En silence, comme ils étaient venus, chacun enfermé dans ses pensées, ils avaient regagné Trianon d’où une troupe de courriers à cheval partait dans toutes les directions portant les lettres du matin. On relevait la garde en même temps et cela créait toute une agitation autour du palais.
Mais au lieu de réintégrer son cabinet comme l’avait prédit Constant, Napoléon avait entraîné Marianne dans leur chambre et s’y était enfermé avec elle. Sans un mot, avec une ardeur désespérée qu’il semblait ne plus pouvoir éteindre, il l’avait aimée comme jamais encore il ne l’avait fait. C’était comme s’il cherchait à tirer du jeune corps de sa compagne toute la fraîche vigueur et toute l’énergie qu’il recelait pour mieux lutter contre les ombres envahissantes du passé. Peut-être pour conjurer l’angoisse inavouée qui lui venait en songeant à cette Viennoise inconnue dont le sang séculaire renfermait quelques gouttes de celui du Roi-Soleil.
Puis, sans une explication, avec seulement un long baiser et un bref « A tout à l’heure », il avait disparu, la laissant seule dans la chambre en désordre, îlot silencieux dans le palais bourdonnant comme une ruche de commandements militaires, du claquement des sabots de chevaux et des allées et venues des serviteurs. Mais lorsque Constant entra, quelques minutes plus tard, portant gravement un plateau copieusement garni, Marianne avait remis de l’ordre dans sa toilette, s’était recoiffée et avait même refait le lit, gênée qu’elle était à l’idée de ce qu’allait penser le digne serviteur. Elle était loin encore d’avoir atteint l’impudeur désinvolte d’une favorite royale.

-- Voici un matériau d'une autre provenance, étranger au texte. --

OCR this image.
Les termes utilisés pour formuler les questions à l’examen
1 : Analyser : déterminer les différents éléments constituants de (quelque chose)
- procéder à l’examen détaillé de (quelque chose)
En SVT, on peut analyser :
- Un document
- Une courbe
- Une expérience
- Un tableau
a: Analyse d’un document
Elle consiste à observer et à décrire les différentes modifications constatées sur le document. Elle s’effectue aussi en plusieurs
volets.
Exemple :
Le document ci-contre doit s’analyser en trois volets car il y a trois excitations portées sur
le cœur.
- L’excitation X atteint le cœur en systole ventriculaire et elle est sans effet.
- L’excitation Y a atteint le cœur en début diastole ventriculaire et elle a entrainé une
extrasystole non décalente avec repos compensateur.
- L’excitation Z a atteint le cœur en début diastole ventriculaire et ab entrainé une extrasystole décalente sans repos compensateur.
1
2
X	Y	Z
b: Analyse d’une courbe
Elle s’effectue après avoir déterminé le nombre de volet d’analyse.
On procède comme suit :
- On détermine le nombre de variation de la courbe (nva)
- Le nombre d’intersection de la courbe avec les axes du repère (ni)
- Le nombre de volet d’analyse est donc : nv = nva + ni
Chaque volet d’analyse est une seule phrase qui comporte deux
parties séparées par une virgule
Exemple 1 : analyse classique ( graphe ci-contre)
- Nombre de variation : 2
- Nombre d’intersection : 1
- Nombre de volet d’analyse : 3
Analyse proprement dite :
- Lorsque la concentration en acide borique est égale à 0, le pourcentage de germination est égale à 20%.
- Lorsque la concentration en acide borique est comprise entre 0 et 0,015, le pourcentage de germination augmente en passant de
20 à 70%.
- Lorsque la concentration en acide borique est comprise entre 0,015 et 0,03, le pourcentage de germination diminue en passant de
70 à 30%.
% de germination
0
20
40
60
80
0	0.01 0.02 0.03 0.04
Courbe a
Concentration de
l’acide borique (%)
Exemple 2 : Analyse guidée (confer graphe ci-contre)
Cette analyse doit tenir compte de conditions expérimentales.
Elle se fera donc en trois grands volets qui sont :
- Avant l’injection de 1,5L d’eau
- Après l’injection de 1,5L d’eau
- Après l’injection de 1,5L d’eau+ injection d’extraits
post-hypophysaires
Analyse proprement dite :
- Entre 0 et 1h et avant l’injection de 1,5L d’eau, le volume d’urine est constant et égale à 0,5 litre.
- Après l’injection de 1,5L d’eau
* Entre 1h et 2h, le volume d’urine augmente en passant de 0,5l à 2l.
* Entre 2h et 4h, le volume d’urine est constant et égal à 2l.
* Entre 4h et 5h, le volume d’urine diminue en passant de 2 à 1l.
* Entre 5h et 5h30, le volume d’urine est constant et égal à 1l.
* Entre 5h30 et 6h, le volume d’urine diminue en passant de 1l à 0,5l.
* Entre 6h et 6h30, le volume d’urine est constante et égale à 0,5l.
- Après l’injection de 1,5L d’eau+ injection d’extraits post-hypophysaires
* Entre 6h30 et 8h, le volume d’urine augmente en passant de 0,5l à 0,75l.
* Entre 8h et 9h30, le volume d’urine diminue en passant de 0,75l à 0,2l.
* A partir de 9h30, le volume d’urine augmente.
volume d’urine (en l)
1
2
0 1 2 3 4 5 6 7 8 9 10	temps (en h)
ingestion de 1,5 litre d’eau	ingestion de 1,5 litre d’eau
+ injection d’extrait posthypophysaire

Cela ne l’empêcha nullement de dévorer avec entrain tout ce que Constant lui avait apporté. L’air vif du dehors et l’amour avaient aiguisé un appétit déjà considérable. Quand elle eut fini, elle regarda le valet avec reconnaissance.

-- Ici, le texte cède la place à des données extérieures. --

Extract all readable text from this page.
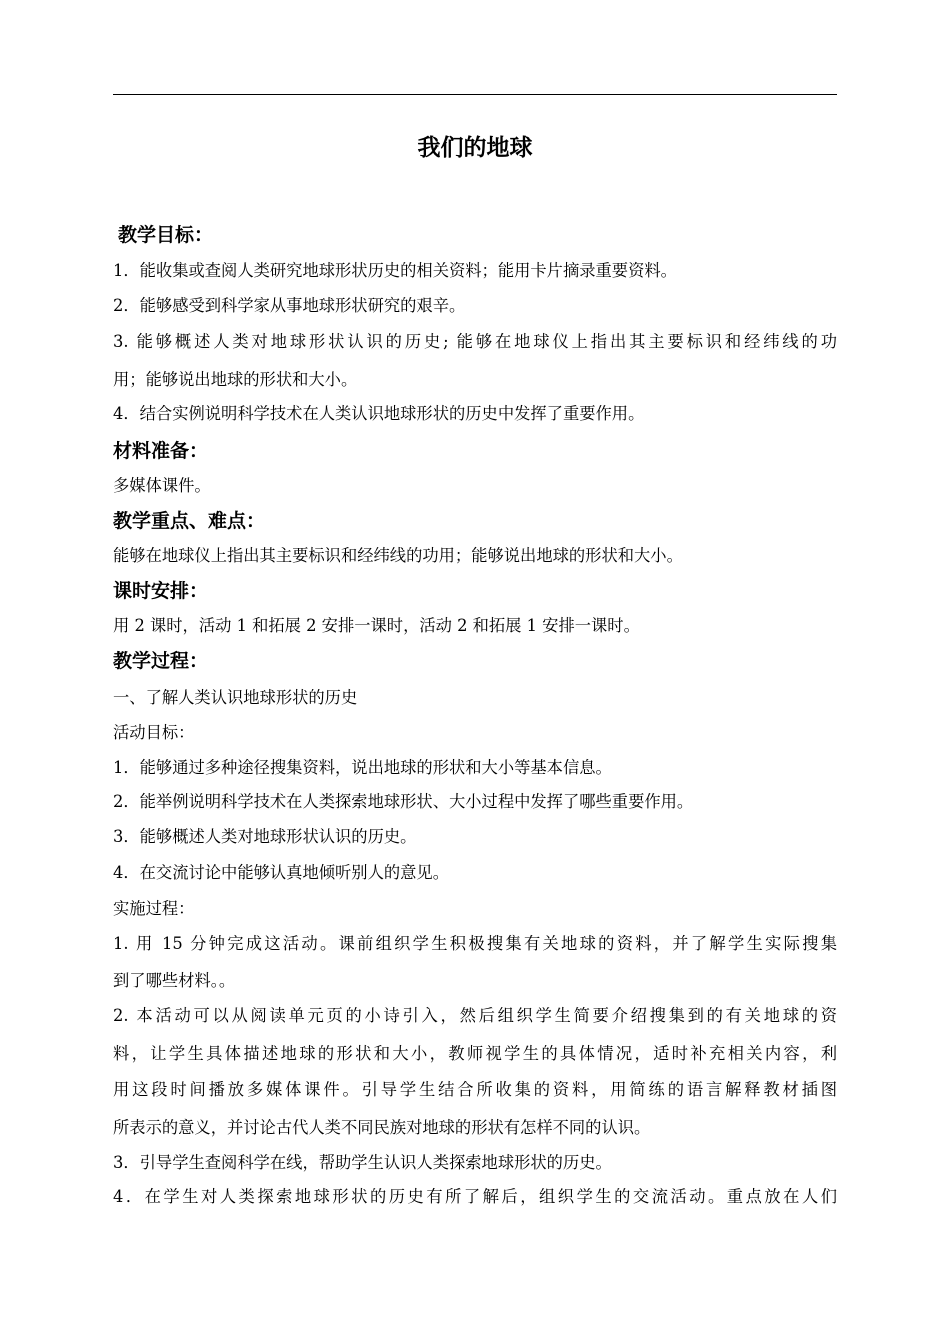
我们的地球
教学目标：
1．能收集或查阅人类研究地球形状历史的相关资料；能用卡片摘录重要资料。
2．能够感受到科学家从事地球形状研究的艰辛。
3. 能够概述人类对地球形状认识的历史; 能够在地球仪上指出其主要标识和经纬线的功
用；能够说出地球的形状和大小。
4．结合实例说明科学技术在人类认识地球形状的历史中发挥了重要作用。
材料准备：
多媒体课件。
教学重点、难点：
能够在地球仪上指出其主要标识和经纬线的功用；能够说出地球的形状和大小。
课时安排：
用 2 课时，活动 1 和拓展 2 安排一课时，活动 2 和拓展 1 安排一课时。
教学过程：
一、了解人类认识地球形状的历史
活动目标：
1．能够通过多种途径搜集资料，说出地球的形状和大小等基本信息。
2．能举例说明科学技术在人类探索地球形状、大小过程中发挥了哪些重要作用。
3．能够概述人类对地球形状认识的历史。
4．在交流讨论中能够认真地倾听别人的意见。
实施过程：
1. 用 15 分钟完成这活动。课前组织学生积极搜集有关地球的资料，并了解学生实际搜集
到了哪些材料。。
2. 本活动可以从阅读单元页的小诗引入，然后组织学生简要介绍搜集到的有关地球的资
料，让学生具体描述地球的形状和大小，教师视学生的具体情况，适时补充相关内容，利
用这段时间播放多媒体课件。引导学生结合所收集的资料，用简练的语言解释教材插图
所表示的意义，并讨论古代人类不同民族对地球的形状有怎样不同的认识。
3．引导学生查阅科学在线，帮助学生认识人类探索地球形状的历史。
4．在学生对人类探索地球形状的历史有所了解后，组织学生的交流活动。重点放在人们
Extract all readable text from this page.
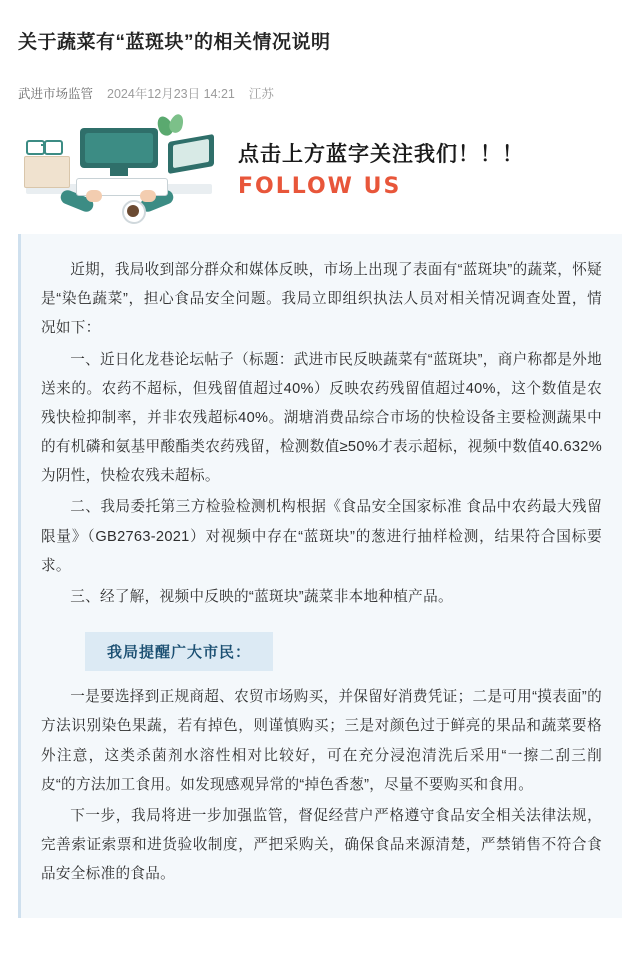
关于蔬菜有“蓝斑块”的相关情况说明
武进市场监管 2024年12月23日 14:21 江苏
点击上方蓝字关注我们！！！
FOLLOW US

近期，我局收到部分群众和媒体反映，市场上出现了表面有“蓝斑块”的蔬菜，怀疑是“染色蔬菜”，担心食品安全问题。我局立即组织执法人员对相关情况调查处置，情况如下：

一、近日化龙巷论坛帖子（标题：武进市民反映蔬菜有“蓝斑块”，商户称都是外地送来的。农药不超标，但残留值超过40%）反映农药残留值超过40%，这个数值是农残快检抑制率，并非农残超标40%。湖塘消费品综合市场的快检设备主要检测蔬果中的有机磷和氨基甲酸酯类农药残留，检测数值≥50%才表示超标，视频中数值40.632%为阴性，快检农残未超标。

二、我局委托第三方检验检测机构根据《食品安全国家标准 食品中农药最大残留限量》（GB2763-2021）对视频中存在“蓝斑块”的葱进行抽样检测，结果符合国标要求。

三、经了解，视频中反映的“蓝斑块”蔬菜非本地种植产品。

我局提醒广大市民：

一是要选择到正规商超、农贸市场购买，并保留好消费凭证；二是可用“摸表面”的方法识别染色果蔬，若有掉色，则谨慎购买；三是对颜色过于鲜亮的果品和蔬菜要格外注意，这类杀菌剂水溶性相对比较好，可在充分浸泡清洗后采用“一擦二刮三削皮“的方法加工食用。如发现感观异常的“掉色香葱”，尽量不要购买和食用。

下一步，我局将进一步加强监管，督促经营户严格遵守食品安全相关法律法规，完善索证索票和进货验收制度，严把采购关，确保食品来源清楚，严禁销售不符合食品安全标准的食品。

— Merci, dit-elle. C’était délicieux, mais je serai sans doute incapable d’avaler quoi que ce soit au dîner.
— Que Mademoiselle n’en soit pas trop certaine. En principe, le dîner est servi à 6 heures, mais s’il prend fantaisie à l’Empereur de prolonger son travail, il peut fort bien être servi trois ou quatre heures plus tard.
— C’est alors immangeable.
— Mais non. Les cuisiniers doivent toujours tenir prêt au moins un poulet rôti. Pour cela, ils en mettent un à la broche tous les quarts d’heure afin qu’il y en ait toujours un à point quand Sa Majesté passe à table.
— Et... on en cuit beaucoup comme cela ?
— Nous avons atteint, un soir, le chiffre de vingt-trois, mademoiselle, fit-il fièrement. Ainsi, Mademoiselle a tout le temps de refaire son appétit. J’ajoute que presque tous les dignitaires qui ont l’honneur d’être invités à la table impériale prennent quelques précautions auparavant. En dix minutes, ils n’ont guère le temps de se restaurer autrement. D’autant plus qu’en Caporal, ou bien le Chat Botté, ou encore le Père pereur qui parle sans arrêt et sans perdre une bouchée.
Pour le coup, Marianne se mit à rire. Que c’était donc amusant de découvrir les manies et les petits travers de Napoléon ! Elle s’en étonnait, mais beaucoup plus pour s’en amuser que pour s’en montrer choquée. Elle l’aimait bien trop pour cela.
— Cela ne fait rien, Constant, fit-elle. On n’a pas besoin de se nourrir lorsqu’on est avec l’Empereur. C’est déjà tellement merveilleux !
Le large visage blond du valet de chambre devint grave tout à coup. Il hocha la tête.
— Mademoiselle dit cela parce qu’elle aime réellement l’Empereur. Mais tout le monde ne pense pas comme elle.
— Il existe vraiment des gens qui ne l’aiment pas ? En vérité, c’est une chose que je ne peux pas comprendre.